Le ministère des sports et la Fédération Haïtienne de Football (FHF) devraient détenir des dossiers de tous les enfants et adolescents fréquentant les centres de formation .
Il révèle que deux joueurs et une joueuse de des sélections nationales seniors avaient été formés par son club. Deedson Louicius et Leverton Pierre avaient eu la chance d’effectuer des déplacements à l’étranger ce qui leur a ouvert la voie à des contrats professionnels.
En outre Roselaure Borgella, attaquante de la sélection nationale féminine, avait rejoint le club depuis les débuts à Solino.
Ces joueurs ont les meilleures histoires mais d’autres ont réussi à des niveaux intéressants. Plus d’une dizaine d’anciens du club jouent aux Etats Unis en deuxième division. Le destin n’est pas le même pour tous, explique M. Millet faisant valoir que de nombreux jeunes talentueux n’ont jamais eu la chance de voyager à l’étranger comme ce fut le cas pour Deedson et Arcus Carlens qui avaient bénéficié du sponsoring du coach Evans Lescouflair.
De l’avis de M. Millet c’est la FHF qui devrait obtenir des stages dans des clubs professionnels pour les jeunes. Trois joueurs de la sélection U 20 participent cette semaine à un stage en Espagne. Ces programmes devraient être régulier, dit il estimant que de nombreux adolescents sont aussi talentueux que Deedson et Leverton.
Aucune subvention de l’État
M. Millet se désole que l’État haïtien n’accorde aucune subvention aux clubs privés qui sont confrontés à d’énormes défis .
La Fondation Notre Dame du Perpétuel Secours (Fondaps) prend en charge environ 200 enfants et adolescents cette année. M. Millet confie que le nombre de bénéficiaires a été réduit en raison de contraintes budgetaires. Ce sont des entreprises privées et des ONG qui supportent les coûts élevés de prise en charge des enfants.

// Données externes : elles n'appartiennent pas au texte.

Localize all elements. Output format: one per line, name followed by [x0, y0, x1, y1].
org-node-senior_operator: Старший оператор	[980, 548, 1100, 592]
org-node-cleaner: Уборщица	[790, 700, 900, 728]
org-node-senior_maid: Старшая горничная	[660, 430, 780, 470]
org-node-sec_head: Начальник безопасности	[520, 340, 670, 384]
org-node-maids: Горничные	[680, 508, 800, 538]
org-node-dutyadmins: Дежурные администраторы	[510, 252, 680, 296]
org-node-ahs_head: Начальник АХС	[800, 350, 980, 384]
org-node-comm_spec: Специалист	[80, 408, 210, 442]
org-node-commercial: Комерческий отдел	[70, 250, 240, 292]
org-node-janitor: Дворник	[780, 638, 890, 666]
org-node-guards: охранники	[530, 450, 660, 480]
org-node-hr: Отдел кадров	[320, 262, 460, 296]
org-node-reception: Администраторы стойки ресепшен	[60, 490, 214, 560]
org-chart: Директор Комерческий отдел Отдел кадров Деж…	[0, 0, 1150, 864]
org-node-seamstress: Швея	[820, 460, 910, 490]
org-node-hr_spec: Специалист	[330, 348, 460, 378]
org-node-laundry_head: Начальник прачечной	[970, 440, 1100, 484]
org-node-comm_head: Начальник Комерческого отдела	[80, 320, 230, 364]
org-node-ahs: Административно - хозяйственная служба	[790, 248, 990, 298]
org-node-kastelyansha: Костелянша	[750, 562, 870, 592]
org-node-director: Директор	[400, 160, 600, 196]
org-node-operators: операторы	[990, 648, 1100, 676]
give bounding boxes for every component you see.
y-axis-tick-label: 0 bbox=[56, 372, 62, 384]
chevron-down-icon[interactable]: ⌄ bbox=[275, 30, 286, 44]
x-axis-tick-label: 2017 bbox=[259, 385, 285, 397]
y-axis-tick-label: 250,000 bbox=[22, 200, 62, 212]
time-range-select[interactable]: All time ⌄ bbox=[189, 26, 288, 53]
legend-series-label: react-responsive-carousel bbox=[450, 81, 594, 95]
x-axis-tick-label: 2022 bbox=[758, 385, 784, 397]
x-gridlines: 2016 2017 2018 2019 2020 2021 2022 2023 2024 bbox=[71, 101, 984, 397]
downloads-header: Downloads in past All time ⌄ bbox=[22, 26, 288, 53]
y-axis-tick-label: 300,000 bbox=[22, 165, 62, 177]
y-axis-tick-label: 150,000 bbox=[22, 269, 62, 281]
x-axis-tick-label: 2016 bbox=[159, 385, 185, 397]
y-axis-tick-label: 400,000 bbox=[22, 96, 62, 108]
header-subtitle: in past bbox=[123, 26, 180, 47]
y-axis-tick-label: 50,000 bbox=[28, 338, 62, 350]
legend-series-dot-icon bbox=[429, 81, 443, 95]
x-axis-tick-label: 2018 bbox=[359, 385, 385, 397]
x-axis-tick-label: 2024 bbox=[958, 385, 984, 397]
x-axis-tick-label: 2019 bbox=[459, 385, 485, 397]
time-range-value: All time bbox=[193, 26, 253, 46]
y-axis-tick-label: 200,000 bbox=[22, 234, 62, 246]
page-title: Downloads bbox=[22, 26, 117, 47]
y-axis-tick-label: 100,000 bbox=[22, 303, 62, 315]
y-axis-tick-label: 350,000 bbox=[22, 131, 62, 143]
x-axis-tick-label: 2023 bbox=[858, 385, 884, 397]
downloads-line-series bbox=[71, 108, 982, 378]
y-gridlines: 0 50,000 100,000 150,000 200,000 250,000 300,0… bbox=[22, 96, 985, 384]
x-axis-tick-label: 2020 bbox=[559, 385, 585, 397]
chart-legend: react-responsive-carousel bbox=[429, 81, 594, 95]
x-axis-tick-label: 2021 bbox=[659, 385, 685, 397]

Il y a 5 ans Olympique club, lié à la Fondation, accueillait plus de 900 enfants et adolescents.
Les ressources collectées permettent à peine de payer les salaires des 10 coachs. D’autres secteurs tels l’alimentation et les activités scolaires doivent également être pris en charge.
Un engagement dans le service communautaire
M. Millet entend poursuivre le combat en vue d’améliorer les conditions de vies des couches vulnérables. Il souligne que sa motivation vise à restaurer la fierté haïtienne. Luttant depuis 20 ans contre un cancer de la moelle osseuse, M. Millet affiche une ferme détermination à lutter avec comme principale motivation sa foi en Dieu.
Outre l’incompréhension des autorités étatiques il doit également faire face à une certaine ingratitude des parents.
En dépit des nombreux succès et de jeunes ayant intégré des clubs en Amérique du Nord, les parents n’ont exprimé aucune gratitude. Toutefois il n’entend pas se décourager envisageant de créer un centre sportif dans la région métropolitaine de Port-au-Prince.